COLUMN: September 6, 2018

A number of potatoes. I’m assuming three, but there might be a smaller spud behind the one at the front

THE most ridiculous accident I ever had, in a field as crowded as the Glastonbury Festival, involved a potato.

As ever, I came to grief because I was attempting to broaden my horizons. You would think I would have learned by now never to alter my life in any way, but the trouble with experience is that it merely allows me to recognise a mistake after I have made it again, rather than before, enabling me to prevent it.

“Ah, yes,” I think ruefully, tumbling down the stairs, “this is exactly what happened last time I tried roller skating to the bathroom.”

I had become mildly obsessed with making the perfect mashed potato and had eaten it a little too often. I was, at that point, a human croquette. But my mash was a little gluey, and I wanted it to be fluffy.

Then somebody – I can’t remember who, probably somebody on television with a massive kitchen and a book deal and a PA – suggested that boiling my spuds was the issue. If I wanted my mashed potato to be good enough to serve to humans it needed to be drier. I needed to bake my potatoes, taking water out of them rather than putting it in.
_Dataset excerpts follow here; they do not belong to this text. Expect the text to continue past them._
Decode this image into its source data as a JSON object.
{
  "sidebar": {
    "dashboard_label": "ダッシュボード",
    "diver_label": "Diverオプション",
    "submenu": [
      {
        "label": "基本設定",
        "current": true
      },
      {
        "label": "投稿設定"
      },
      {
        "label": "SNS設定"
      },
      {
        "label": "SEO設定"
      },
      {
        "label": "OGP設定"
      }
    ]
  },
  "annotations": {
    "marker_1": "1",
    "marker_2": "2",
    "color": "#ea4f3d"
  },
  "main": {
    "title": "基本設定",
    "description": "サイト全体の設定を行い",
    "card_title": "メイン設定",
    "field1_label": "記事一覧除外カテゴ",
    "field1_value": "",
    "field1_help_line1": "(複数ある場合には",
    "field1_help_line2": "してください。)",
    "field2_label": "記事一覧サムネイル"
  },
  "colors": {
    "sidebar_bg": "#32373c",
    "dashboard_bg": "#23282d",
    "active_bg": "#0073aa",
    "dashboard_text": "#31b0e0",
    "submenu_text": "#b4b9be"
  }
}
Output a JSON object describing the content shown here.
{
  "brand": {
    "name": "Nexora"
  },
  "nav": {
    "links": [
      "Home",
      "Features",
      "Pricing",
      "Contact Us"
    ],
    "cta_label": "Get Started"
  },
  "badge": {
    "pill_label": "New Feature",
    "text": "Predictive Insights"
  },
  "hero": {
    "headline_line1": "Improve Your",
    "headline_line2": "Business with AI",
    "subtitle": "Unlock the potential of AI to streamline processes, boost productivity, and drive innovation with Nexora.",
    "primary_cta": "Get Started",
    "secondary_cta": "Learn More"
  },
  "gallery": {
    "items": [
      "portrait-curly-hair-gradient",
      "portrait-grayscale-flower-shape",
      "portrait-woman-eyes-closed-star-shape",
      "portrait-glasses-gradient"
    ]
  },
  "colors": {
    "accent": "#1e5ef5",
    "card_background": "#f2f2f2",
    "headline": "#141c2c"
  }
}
Fine, I thought. I’ll make one type of potato dinner to make another type of potato dinner and it’ll take twice as long and this had better be worth it, Nigel, or Nigella, or Nigellest, or whoever it was.

I baked the spuds for an hour, did some domestic tasks including mopping the bathroom floor, then took the red-hot boulders out of the oven and began the work of scooping them out with a spoon into a bowl, holding each potato with a tea towel because I am not an idiot. Ah, I thought, this potato is already very fluffy. I can see where this is going. As, indeed, I suspect, can you…

My phone rang, so I left the kitchen to answer it. Only three types of people ever ring my land line: people who have heard I have recently been in an accident (which is always true, but never with grounds for compensation), people pretending they work for BT and attempting to get my bank details and passwords, and my father.

It was one of the first category, and I strung the caller along for a while with the story of when I fell off my bike when I was nine, and after he had hung up in despair, I sauntered back to the kitchen and picked up the last potato. Without the tea towel. Because I am an idiot.

It was roughly five minutes out of the oven. If I’d cut a cross in it and shoved some butter and salt inside I might have been able to eat it, as long as I blew on it. In my hand, it felt like a glowing coal.

I flung it out of my hand with a yelp, it ricocheted off my fridge behind me, bounced between my legs, and ended up underneath my worktop, behind the bin.

I ran my poor fingers under the cold tap, shook off the water, and went to retrieve the potato, crawling under the worktop, and pushing out of the way the many bags for life I have accumulated. I have so many bags for life I can only hope that reincarnation is real.

Experience should have told me that the potato would still be quite hot, and also a little battered after its journey. And yet I still went to pick it up with my bare hand. My middle finger pushed right through the ruptured skin into the steaming hot, if admittedly extremely fluffy, flesh.

I yelped again and flung my head back, as one does in these circumstances, bashing the back of it fairly hard on the worktop above me.

I missed the opportunity for a yelp hat-trick by swearing fairly inventively and forcefully, and crawled out, to rub my head and to cool down my hand under the cold tap again.

But I did not immediately get the chance to do either of those things. I slipped on the small patch of water left on my tiled kitchen floor after the first attempt to cool down, fell backwards, hit the fridge, slid down the wall, and ended up sitting in my mop bucket, which I had not yet emptied.

I am happy to report that the mash was quite good.